Chimayo Reflections

Chimayo in New Mexico often appears in novels by people who make the Southwest  their canvas. I have been there twice in the past year, a passenger in my son’ car on days he felt like showing Mom around the area north of Santa Fe. It is not quite so twee as the location of the famous who own houses to escape to from Los Angeles and New York. In fact, it looks pretty rough and dirty. But then so does Santa Fe at the end of summer.

 In September we did not enter the little church. We went to a small room on the side that has a packed earth floor in which a hole has been dug so that visitors can dig out a handful or more of “Holy Dirt.” 

Remembering loved ones at Chimayo.

Remembering loved ones at Chimayo.

The Catholic Santuario de Nuestro Señor de Esquipulas, or simply El Santuario de Chimayó, was built as a private chapel before 1816 so that local people could worship Jesus asEsquipulas, a black Christ named for the Guatamalan city that is a major center of Catholic pilgrimage. Preservationists bought the chapel and handed it over to the Archdiocese of Santa Fe in 1929. Believers say that the dirt can heal physical and spiritual ills. About 300,000 people visit it yearly. This pilgrimage center was designated a National Historic Landmark in 1970.

Chimayó (chee-may-YO) is famous for two other local products, weavings by the Ortega and Trujillo , and Chimayo chile powder, which goes quickly when it becomes seasonally available. My son was lucky to get some on that trip.My highlights of that first trip involved an eight-year-old, who ran her small hand gently over a bas relief on the outer wall of one of the buildings. It depicted the Holy Family and their animals in the familiar 1930s Mexican mural style.
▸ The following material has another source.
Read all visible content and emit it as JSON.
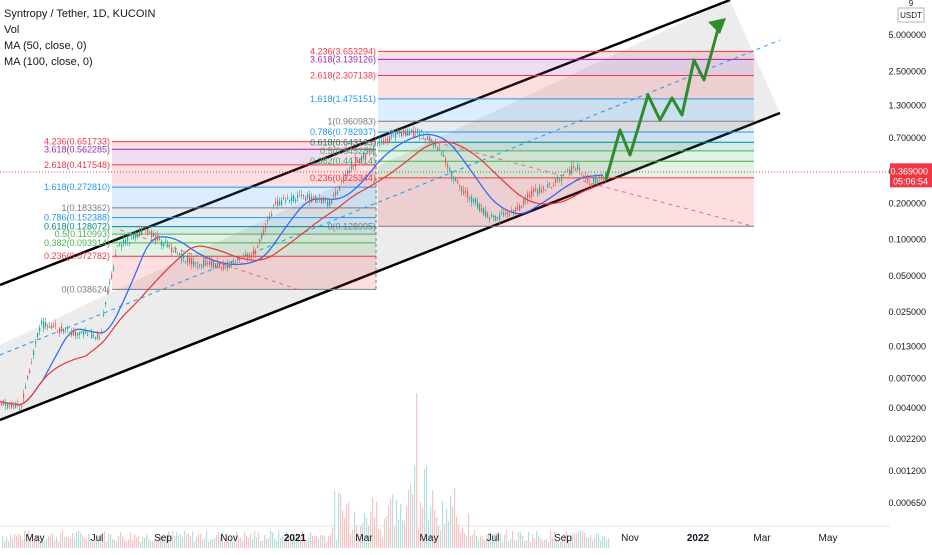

She was even more impressed by the gallery adjacent to the dirt room, dedicated to the sick, dying and “infirm.  In this long, low-ceilinged structure are placed hundreds, perhaps thousands, of photographs of loved ones. On one wall there are hanging dozens of crutches. When we got back to her home that afternoon she set up a row of toy animals and said, “These are the infirm. I will take care of them.”

This time, in May, we walked through the sanctuary. People were there praying in the semi-darkness. The strong sweet fragrance of incense hugged us as we passed between the walls primitively painted in bold colors, and turned at the lavishly prepared altar to go into the side chapel that contains the dirt room and the gallery. But it wasn’t until we were returning to the car that I saw the wire fence decorated with crude stick crosses (above). Who left them? Children? People of various ages? It appeared to me that a whole group of people spontaneously picked up twigs and wound grasses around them, and fastened them into the ugly mesh to make a joyous panorama of hopes, dreams, thanksgiving, and perhaps even losses.